[meteorite-list] Cassini Expected to Fly By Phoebe
Ron Baalke
baalke at zagami.jpl.nasa.gov
Mon Jun 7 01:15:54 EDT 2004
Aviation Week & Space Technology
June 7, 2004
NASA's Cassini spacecraft is expected to fly by Saturn's moon Phoebe
this week, and has successfully tested its communications and
propulsion systems in preparation for capture into Saturn orbit on
June 30.
Trajectory correction maneuver No. 20 (TCM-20) on May 27 targeted
the Jet Propulsion Laboratory spacecraft to a 2,000-km. (1,250-mi.)

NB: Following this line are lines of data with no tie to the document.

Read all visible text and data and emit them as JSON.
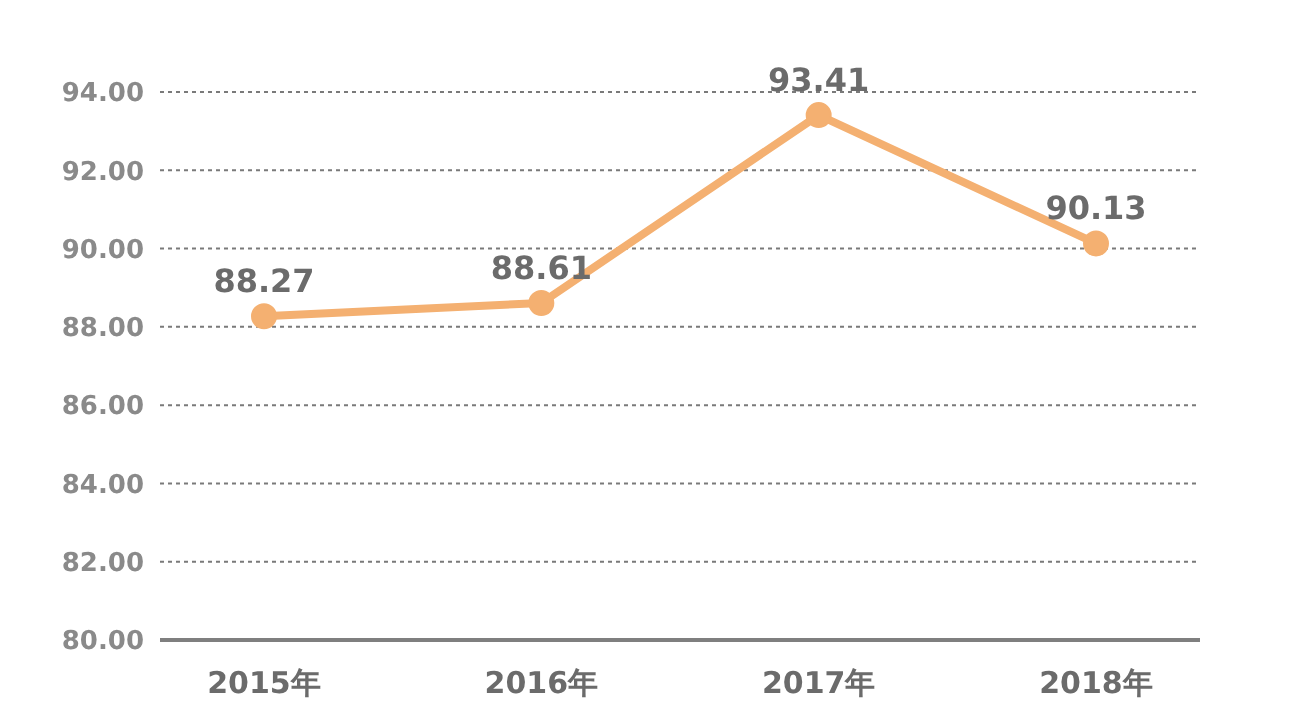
{
  "chart_data": {
    "type": "line",
    "categories": [
      "2015年",
      "2016年",
      "2017年",
      "2018年"
    ],
    "series": [
      {
        "color": "#f4b071",
        "values": [
          88.27,
          88.61,
          93.41,
          90.13
        ]
      }
    ],
    "ylim": [
      80,
      94
    ],
    "yticks": [
      {
        "value": 80,
        "label": "80.00"
      },
      {
        "value": 82,
        "label": "82.00"
      },
      {
        "value": 84,
        "label": "84.00"
      },
      {
        "value": 86,
        "label": "86.00"
      },
      {
        "value": 88,
        "label": "88.00"
      },
      {
        "value": 90,
        "label": "90.00"
      },
      {
        "value": 92,
        "label": "92.00"
      },
      {
        "value": 94,
        "label": "94.00"
      }
    ],
    "grid": "y",
    "legend": false,
    "marker": "circle",
    "line_style": "solid",
    "data_labels": true
  }
}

flyby of Phoebe, and was the first time the primary main engine had
been fully exercised in 5.5 years.
Engineers were relieved at the good results because the helium
regulator that pressurizes the propellant tanks has had a slow leak
since it was first activated inflight, but telemetry showed it
worked well. The leak is across the regulator and has the potential
to overpressurize the tanks. An electric latch valve normally
isolates the regulator from high-pressure helium. It was opened 100
sec. before firing and closed shortly after the 362-sec. firing. The
leak was slow enough that pressure remained acceptable over this
period, but that was something that engineers wanted to ensure.
TCM-20 also tested the communications scheme planned for the 96-min.

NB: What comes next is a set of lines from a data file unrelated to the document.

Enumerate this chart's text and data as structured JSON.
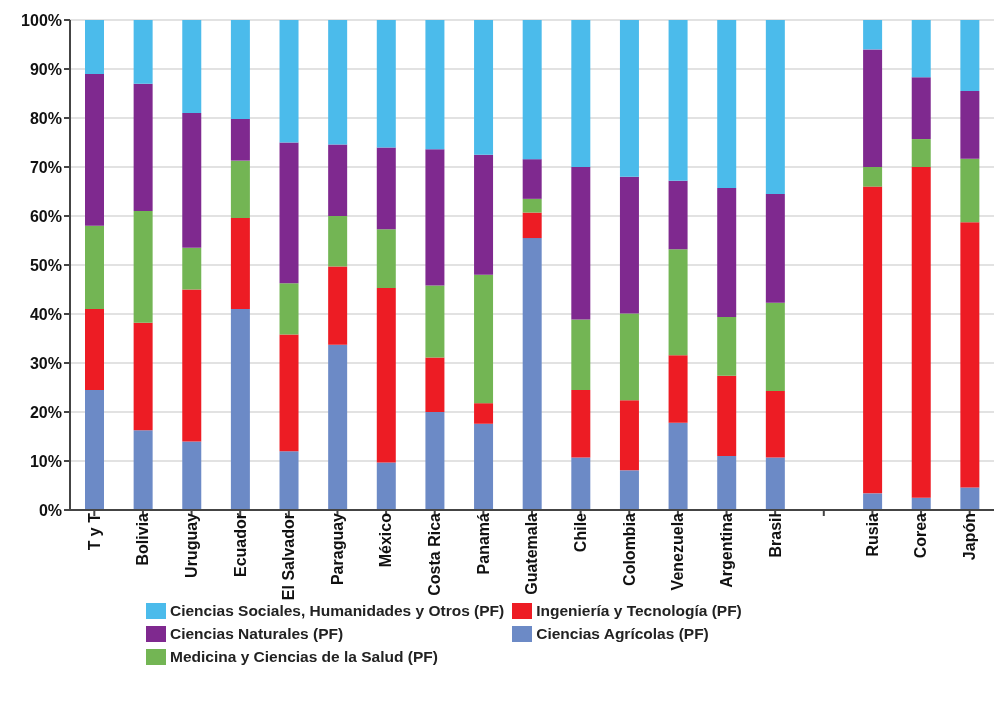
{
  "chart_data": {
    "type": "bar",
    "stacked": true,
    "categories": [
      "T y T",
      "Bolivia",
      "Uruguay",
      "Ecuador",
      "El Salvador",
      "Paraguay",
      "México",
      "Costa Rica",
      "Panamá",
      "Guatemala",
      "Chile",
      "Colombia",
      "Venezuela",
      "Argentina",
      "Brasil",
      null,
      "Rusia",
      "Corea",
      "Japón"
    ],
    "series": [
      {
        "name": "Ciencias Agrícolas (PF)",
        "color": "#6c8ac6",
        "values": [
          24.5,
          16.3,
          14,
          41,
          12,
          33.7,
          9.7,
          20,
          17.6,
          55.5,
          10.7,
          8.1,
          17.8,
          11,
          10.7,
          null,
          3.4,
          2.5,
          4.6
        ]
      },
      {
        "name": "Ingeniería y Tecnología (PF)",
        "color": "#ed1c24",
        "values": [
          16.5,
          21.9,
          31,
          18.6,
          23.8,
          16,
          35.6,
          11.1,
          4.2,
          5.2,
          13.8,
          14.3,
          13.8,
          16.4,
          13.6,
          null,
          62.6,
          67.5,
          54.1
        ]
      },
      {
        "name": "Medicina y Ciencias de la Salud (PF)",
        "color": "#73b554",
        "values": [
          17,
          22.8,
          8.5,
          11.7,
          10.5,
          10.3,
          12,
          14.7,
          26.2,
          2.8,
          14.4,
          17.7,
          21.6,
          12,
          18,
          null,
          4,
          5.7,
          13
        ]
      },
      {
        "name": "Ciencias Naturales (PF)",
        "color": "#7f298f",
        "values": [
          31,
          26,
          27.5,
          8.5,
          28.7,
          14.6,
          16.7,
          27.8,
          24.5,
          8.1,
          31.1,
          27.9,
          14,
          26.3,
          22.2,
          null,
          24,
          12.6,
          13.8
        ]
      },
      {
        "name": "Ciencias Sociales, Humanidades y Otros (PF)",
        "color": "#4bbbeb",
        "values": [
          11,
          13,
          19,
          20.2,
          25,
          25.4,
          26,
          26.4,
          27.5,
          28.4,
          30,
          32,
          32.8,
          34.3,
          35.5,
          null,
          6,
          11.7,
          14.5
        ]
      }
    ],
    "ylim": [
      0,
      100
    ],
    "yticks": [
      {
        "value": 0,
        "label": "0%"
      },
      {
        "value": 10,
        "label": "10%"
      },
      {
        "value": 20,
        "label": "20%"
      },
      {
        "value": 30,
        "label": "30%"
      },
      {
        "value": 40,
        "label": "40%"
      },
      {
        "value": 50,
        "label": "50%"
      },
      {
        "value": 60,
        "label": "60%"
      },
      {
        "value": 70,
        "label": "70%"
      },
      {
        "value": 80,
        "label": "80%"
      },
      {
        "value": 90,
        "label": "90%"
      },
      {
        "value": 100,
        "label": "100%"
      }
    ],
    "grid": "y",
    "legend": "bottom"
  }
}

Saturn orbit injection firing. That firing attitude will result in
Cassini pointing its high-gain antenna away from Earth. Following
several spacecraft losses at critical events during which there was
no planned telemetry, NASA officials wanted some sort of
communication during orbit injection for diagnosis in case it went
awry.
The answer is to transmit from low-gain antenna No. 1 (LGA1).
However, to receive the signal real-time on Earth, it cannot carry
any data so it can focus all the energy into the carrier. But LGA1
does provide a precise Doppler signal to tell whether the rocket
engine is giving the proper acceleration and supplies the time of
any catastrophe if the signal were to disappear.

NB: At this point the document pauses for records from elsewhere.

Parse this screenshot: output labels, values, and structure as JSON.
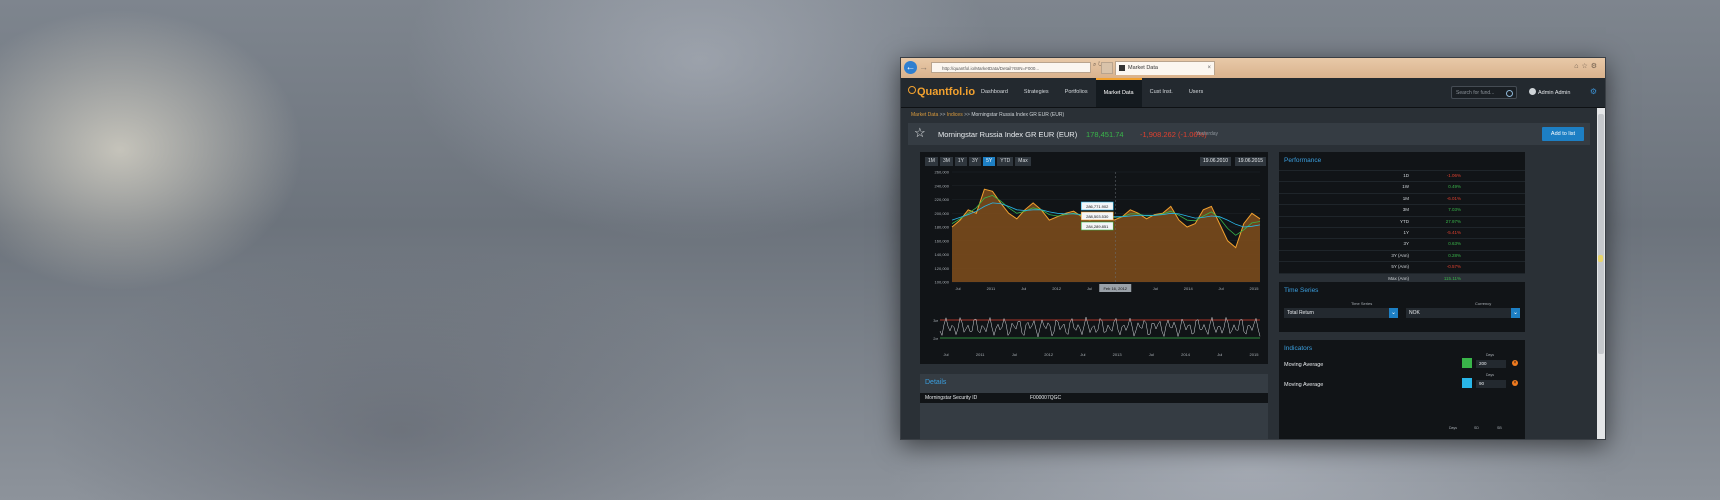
{
  "browser": {
    "address": "http://quantfol.io/MarketData/Detail?ISIN=F000...",
    "tab_title": "Market Data"
  },
  "app": {
    "logo": "Quantfol.io",
    "menu": [
      "Dashboard",
      "Strategies",
      "Portfolios",
      "Market Data",
      "Cust Inst.",
      "Users"
    ],
    "active_menu": "Market Data",
    "search_placeholder": "Search for fund...",
    "user": "Admin Admin"
  },
  "breadcrumb": {
    "first": "Market Data",
    "second": "Indices",
    "current": "Morningstar Russia Index GR EUR (EUR)",
    "sep": ">>"
  },
  "security": {
    "name": "Morningstar Russia Index GR EUR (EUR)",
    "price": "178,451.74",
    "change": "-1,908.262 (-1.06%)",
    "when": "Yesterday",
    "add_button": "Add to list"
  },
  "chart": {
    "ranges": [
      "1M",
      "3M",
      "1Y",
      "3Y",
      "5Y",
      "YTD",
      "Max"
    ],
    "active_range": "5Y",
    "date_from": "19.06.2010",
    "date_to": "19.06.2015",
    "tooltip_values": [
      "286,771.902",
      "288,503.530",
      "284,289.851"
    ],
    "tooltip_date": "Feb 16, 2012"
  },
  "chart_data": [
    {
      "type": "area",
      "title": "",
      "y_ticks": [
        "260,000",
        "240,000",
        "220,000",
        "200,000",
        "180,000",
        "160,000",
        "140,000",
        "120,000",
        "100,000"
      ],
      "x_ticks": [
        "Jul",
        "2011",
        "Jul",
        "2012",
        "Jul",
        "2013",
        "Jul",
        "2014",
        "Jul",
        "2015"
      ],
      "ylim": [
        100000,
        260000
      ],
      "series": [
        {
          "values": [
            180000,
            190000,
            205000,
            200000,
            235000,
            232000,
            215000,
            200000,
            192000,
            205000,
            215000,
            205000,
            190000,
            195000,
            200000,
            203000,
            195000,
            190000,
            195000,
            200000,
            190000,
            195000,
            205000,
            200000,
            192000,
            198000,
            200000,
            210000,
            190000,
            180000,
            185000,
            205000,
            210000,
            185000,
            160000,
            150000,
            185000,
            200000,
            192000
          ]
        },
        {
          "values": [
            185000,
            192000,
            200000,
            208000,
            222000,
            226000,
            218000,
            208000,
            200000,
            203000,
            208000,
            205000,
            198000,
            196000,
            198000,
            200000,
            197000,
            194000,
            195000,
            197000,
            194000,
            195000,
            199000,
            199000,
            196000,
            197000,
            199000,
            203000,
            197000,
            190000,
            189000,
            196000,
            202000,
            193000,
            178000,
            168000,
            176000,
            186000,
            188000
          ]
        },
        {
          "values": [
            190000,
            194000,
            198000,
            203000,
            210000,
            215000,
            214000,
            210000,
            205000,
            204000,
            205000,
            205000,
            202000,
            200000,
            199000,
            199000,
            198000,
            197000,
            196000,
            196000,
            195000,
            195000,
            196000,
            197000,
            197000,
            197000,
            198000,
            200000,
            199000,
            196000,
            193000,
            194000,
            196000,
            195000,
            190000,
            184000,
            180000,
            181000,
            183000
          ]
        }
      ]
    },
    {
      "type": "line",
      "title": "",
      "y_ticks": [
        "3σ",
        "2σ"
      ],
      "x_ticks": [
        "Jul",
        "2011",
        "Jul",
        "2012",
        "Jul",
        "2013",
        "Jul",
        "2014",
        "Jul",
        "2015"
      ]
    }
  ],
  "performance": {
    "title": "Performance",
    "rows": [
      {
        "label": "1D",
        "value": "-1.06%",
        "sign": "neg"
      },
      {
        "label": "1W",
        "value": "0.49%",
        "sign": "pos"
      },
      {
        "label": "1M",
        "value": "-6.01%",
        "sign": "neg"
      },
      {
        "label": "3M",
        "value": "7.03%",
        "sign": "pos"
      },
      {
        "label": "YTD",
        "value": "27.97%",
        "sign": "pos"
      },
      {
        "label": "1Y",
        "value": "-5.41%",
        "sign": "neg"
      },
      {
        "label": "3Y",
        "value": "0.63%",
        "sign": "pos"
      },
      {
        "label": "3Y (Ann)",
        "value": "0.28%",
        "sign": "pos"
      },
      {
        "label": "5Y (Ann)",
        "value": "-0.57%",
        "sign": "neg"
      },
      {
        "label": "Max (Ann)",
        "value": "115.11%",
        "sign": "pos"
      }
    ]
  },
  "time_series": {
    "title": "Time Series",
    "series_label": "Time Series",
    "series_value": "Total Return",
    "currency_label": "Currency",
    "currency_value": "NOK"
  },
  "indicators": {
    "title": "Indicators",
    "days_label": "Days",
    "rows": [
      {
        "name": "Moving Average",
        "color": "#39b54a",
        "days": "200"
      },
      {
        "name": "Moving Average",
        "color": "#29b6e8",
        "days": "90"
      }
    ],
    "sub_labels": [
      "Days",
      "SD",
      "SB"
    ]
  },
  "details": {
    "title": "Details",
    "key": "Morningstar Security ID",
    "value": "F000007QGC"
  },
  "colors": {
    "accent": "#f2a12f",
    "blue": "#1d7fc4",
    "positive": "#39b54a",
    "negative": "#e0402f"
  }
}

In TCM-20 the side-pointing LGA2 transmitted a carrier-only signal
of about the same strength expected during orbit injection.
Controllers were able to monitor the Doppler shift in real time and
observe the change in velocity.
Phoebe is a 140-mi.-dia. moon in a retrograde chaotic orbit. It is
dark and thought to be a captured object from the Kuiper Belt. The
June 11 Cassini flyby could provide clues about primordial matter
left over from the formation of planets 4.5 billion years ago.